SINGAPORE: London copper edged lower on Tuesday, trading near its weakest level in almost three months, with risk appetite curbed by escalating trade tensions between the United States and top industrial metals consumer China.
Zinc edged down to trade at the last session’s lowest price since early August as rising inventories weighed on the market.
Global stocks extended a sell-off as the mounting trade tensions between the United States and other major economies continued to steer investors away from riskier assets, lifting safe-haven US Treasuries and keeping the dollar on the defensive.
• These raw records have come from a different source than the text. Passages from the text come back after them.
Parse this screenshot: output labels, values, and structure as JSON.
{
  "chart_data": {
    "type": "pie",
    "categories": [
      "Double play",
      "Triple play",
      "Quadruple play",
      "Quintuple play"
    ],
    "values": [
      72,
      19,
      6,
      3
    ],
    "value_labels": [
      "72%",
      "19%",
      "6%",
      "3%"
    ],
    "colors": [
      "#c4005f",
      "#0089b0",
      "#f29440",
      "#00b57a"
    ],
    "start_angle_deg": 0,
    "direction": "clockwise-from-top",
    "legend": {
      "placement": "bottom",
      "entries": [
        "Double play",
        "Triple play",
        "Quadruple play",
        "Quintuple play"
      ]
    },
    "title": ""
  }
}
“Rising trade tensions once again weighed on the base metals sector,” ANZ said in a note.
“Soft fundamental data also exacerbated the weakness. Zinc led the sector lower, after data showed the market was in surplus for the first four months of the year.”
The US-China trade spat is putting pressure on commodity and financial markets. A government official told Reuters on Sunday that the Treasury was drafting curbs that would block firms with at least 25 percent Chinese ownership from buying US companies with “industrially significant technology.”
US Treasury Secretary Steven Mnuchin on Monday said forthcoming investment restrictions would not be specific to China, but would apply “to all countries that are trying to steal our technology.”
FUNDAMENTALS
COPPER: Three-month copper on the London Metal Exchange was down 0.3 percent at $6,733.50 a tonne, as of 0717 GMT, not far above Monday’s low of $6,702.50, which was its weakest since April 4. The most-traded copper contract on the Shanghai Futures Exchange dropped 0.4 percent to settle at 51,630 yuan ($7,878) a tonne.
ZINC: Benchmark LME zinc was down 0.4 percent at $2,847 a tonne after dropping earlier in the session to $2,835, matching Monday’s low, which was the weakest since Aug. 7. In China, zinc prices fell to their lowest since early August at 22,380 yuan a tonne.
INVENTORIES: Daily data showed zinc on-warrant inventories – those not earmarked for delivery – in warehouses certified by the London Metal Exchange rose 2,300 tonnes to 241,525 tonnes. They have shot up 83 percent since the beginning of March.
CODELCO: Workers at Codelco’s Chuquicamata copper mine in Chile, the state miner’s second largest by output, are threatening to walk off the job soon to protest plans to transform the century-old open pit into an underground mine, a union leader said.
SAMARCO: Samarco and parent companies Vale SA and BHP Billiton Ltd have signed a deal with Brazilian authorities that settles a 20 billion reais ($5.30 billion) lawsuit related to a 2015 dam burst that killed 19 people.